Adding a new dimension to food, these vessels preserve flavours, retain the nutritional benefits of food and some even reduce energy consumption, while others add nutrients to the food. BeejLiving has shortlisted the leading homegrown brands which would have made your grandmother proud.


   Pounding tin vessels into shape

When Archish Mathe, Meera Ramakrishnan and Varishta founded Zishta (meaning ‘sishta’ in Sanskrit—knowledge for the betterment of society), their objective was to take a leaf from the lives of their ancestors on how to lead a sustainable life. For them, the artisan is as important as the craft. Reviving ancient traditions and supporting artisan communities, their biggest selling product is the wide range of cast iron cookware. Soapstone and tin vessels, steeped in nostalgia, are also popular. During the course of their work, the trio realised that some traditions were hanging on a slender thread, before they disappeared into the void of modernity. Such as the art of making tin rasam vessels. In the heart of Tamil Nadu, they found two remaining artisans who beat a sheet of tin for eight hours to turn it into a vessel—a prized possession indeed.

The Indus Valley

The neem ladles

Husband-wife duo Jagadeesh Kumar and Madhumitha Udaykumar’s tryst with leftovers nudged them to start The Indus Valley. It was when Madhumita tasted her nuked pao bhaji in office—a vile flavour of plastic and potatoes, that they embarked on a personal journey to transform their kitchen into a natural, safe scullery. Their focus is to create utilitarian products that suit Indian cooking.

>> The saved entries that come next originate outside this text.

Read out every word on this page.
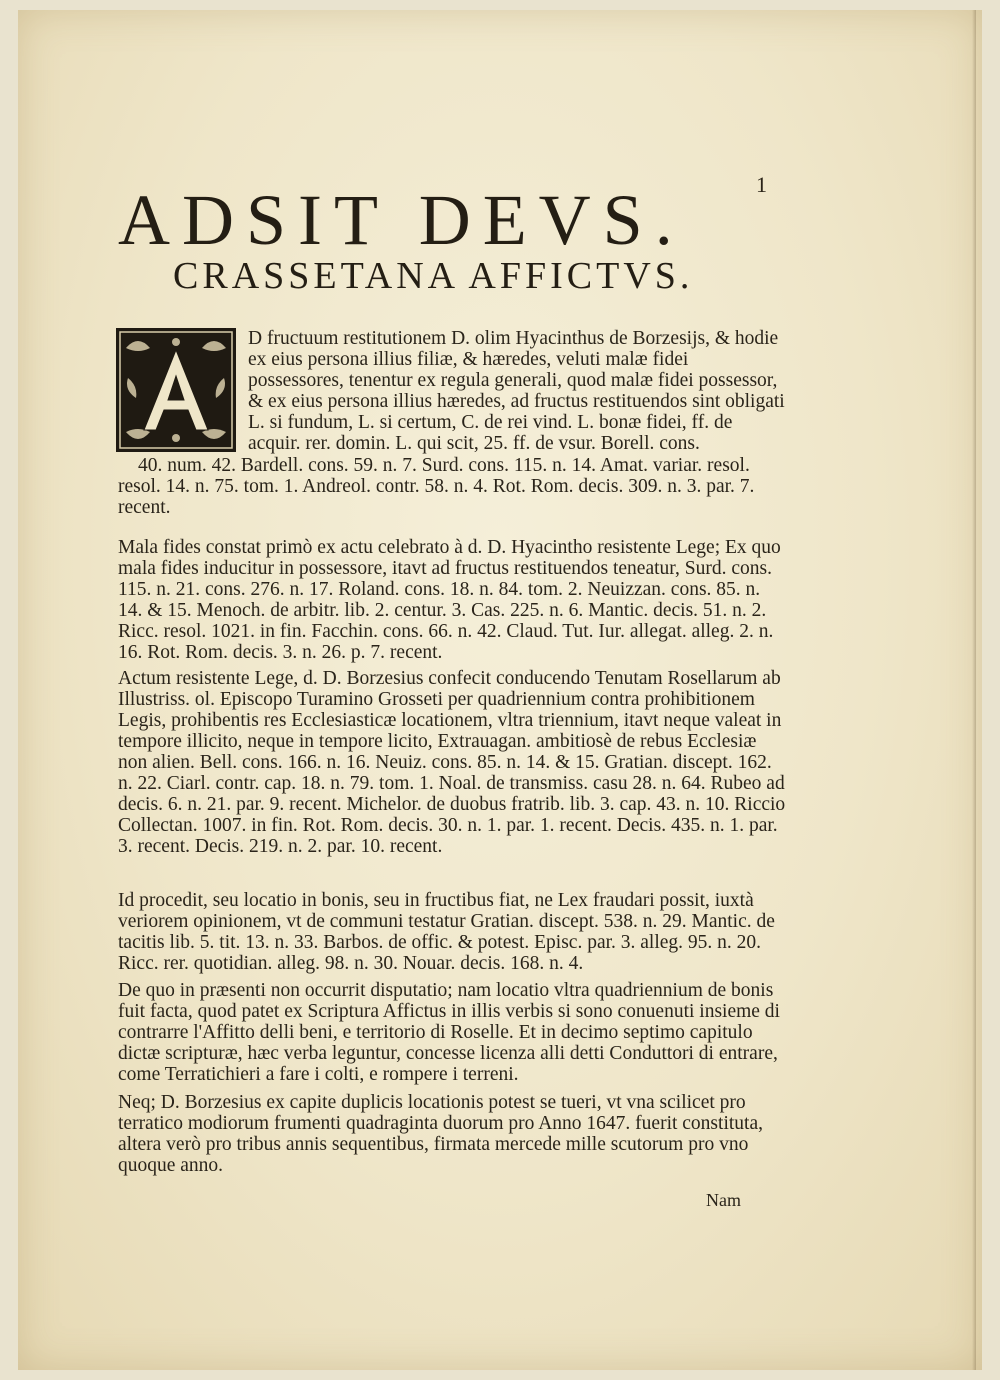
1
ADSIT DEVS.
CRASSETANA AFFICTVS.
D fructuum restitutionem D. olim Hyacinthus de Borzesijs, & hodie ex eius persona illius filiæ, & hæredes, veluti malæ fidei possessores, tenentur ex regula generali, quod malæ fidei possessor, & ex eius persona illius hæredes, ad fructus restituendos sint obligati L. si fundum, L. si certum, C. de rei vind. L. bonæ fidei, ff. de acquir. rer. domin. L. qui scit, 25. ff. de vsur. Borell. cons.
40. num. 42. Bardell. cons. 59. n. 7. Surd. cons. 115. n. 14. Amat. variar. resol. resol. 14. n. 75. tom. 1. Andreol. contr. 58. n. 4. Rot. Rom. decis. 309. n. 3. par. 7. recent.
Mala fides constat primò ex actu celebrato à d. D. Hyacintho resistente Lege; Ex quo mala fides inducitur in possessore, itavt ad fructus restituendos teneatur, Surd. cons. 115. n. 21. cons. 276. n. 17. Roland. cons. 18. n. 84. tom. 2. Neuizzan. cons. 85. n. 14. & 15. Menoch. de arbitr. lib. 2. centur. 3. Cas. 225. n. 6. Mantic. decis. 51. n. 2. Ricc. resol. 1021. in fin. Facchin. cons. 66. n. 42. Claud. Tut. Iur. allegat. alleg. 2. n. 16. Rot. Rom. decis. 3. n. 26. p. 7. recent.
Actum resistente Lege, d. D. Borzesius confecit conducendo Tenutam Rosellarum ab Illustriss. ol. Episcopo Turamino Grosseti per quadriennium contra prohibitionem Legis, prohibentis res Ecclesiasticæ locationem, vltra triennium, itavt neque valeat in tempore illicito, neque in tempore licito, Extrauagan. ambitiosè de rebus Ecclesiæ non alien. Bell. cons. 166. n. 16. Neuiz. cons. 85. n. 14. & 15. Gratian. discept. 162. n. 22. Ciarl. contr. cap. 18. n. 79. tom. 1. Noal. de transmiss. casu 28. n. 64. Rubeo ad decis. 6. n. 21. par. 9. recent. Michelor. de duobus fratrib. lib. 3. cap. 43. n. 10. Riccio Collectan. 1007. in fin. Rot. Rom. decis. 30. n. 1. par. 1. recent. Decis. 435. n. 1. par. 3. recent. Decis. 219. n. 2. par. 10. recent.
Id procedit, seu locatio in bonis, seu in fructibus fiat, ne Lex fraudari possit, iuxtà veriorem opinionem, vt de communi testatur Gratian. discept. 538. n. 29. Mantic. de tacitis lib. 5. tit. 13. n. 33. Barbos. de offic. & potest. Episc. par. 3. alleg. 95. n. 20. Ricc. rer. quotidian. alleg. 98. n. 30. Nouar. decis. 168. n. 4.
De quo in præsenti non occurrit disputatio; nam locatio vltra quadriennium de bonis fuit facta, quod patet ex Scriptura Affictus in illis verbis si sono conuenuti insieme di contrarre l'Affitto delli beni, e territorio di Roselle. Et in decimo septimo capitulo dictæ scripturæ, hæc verba leguntur, concesse licenza alli detti Conduttori di entrare, come Terratichieri a fare i colti, e rompere i terreni.
Neq; D. Borzesius ex capite duplicis locationis potest se tueri, vt vna scilicet pro terratico modiorum frumenti quadraginta duorum pro Anno 1647. fuerit constituta, altera verò pro tribus annis sequentibus, firmata mercede mille scutorum pro vno quoque anno.
Nam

The best selling item on their shelves are the humble neem wood cooking and serving ladles, which fly off their 200-odd itemed catalogue, given their versatility and health benefits. Made from single blocks of wood, the serving spoons are heat resistant, non toxic and don’t scratch cookware.

The Village Fair

Cooking, the old way

It took a discussion about an iron fish, which is boiled to make an iron-rich broth, that led Radhika Manghat Menon to dig out her grandmother’s cast iron kadhai (wok). Soon, she launched The Village Fair. Teaming up with Priya Deepak, and with the able assistance of the former’s house help, Lalitha, the two ladies have built the venture into a viable business.

One of their most popular pans is the dosa cast iron pan, which they say helps cook the most delicious dosas. Sourced from a cast iron factory, it is seasoned by the one of the over 20 ladies who help them to test and season the vessels. Read more about The Village Fair at and here

Mitti Cool

Made from mud

Nothing is earthier than mud, and Mansukhbhai Prajapati’s tale warms the hearth and heart. He is a traditional clay craftsman hailing from a family of artisans who worked in the medium. Starting his business from a small rooftop unit, he began Mitti Cool by making clay water filters.

The devastating earthquake in Kutch pushed him to create affordable clay refrigerators. Today, Mitti Cool’s repertoire includes hot plates, cookers and other earthen ware for use in the kitchen. The kitchen ware is made from mineral enriched mud without using any additives.

Rock Tawa

A perfect pan

Backed by Shri Lakshmi Narasimhar Foundries in Coimbatore, these cast iron vessels are created using sand moulding, with recyclable sand. Pre-seasoned with oil, their limited range includes dosa pans, tawas and kadhais.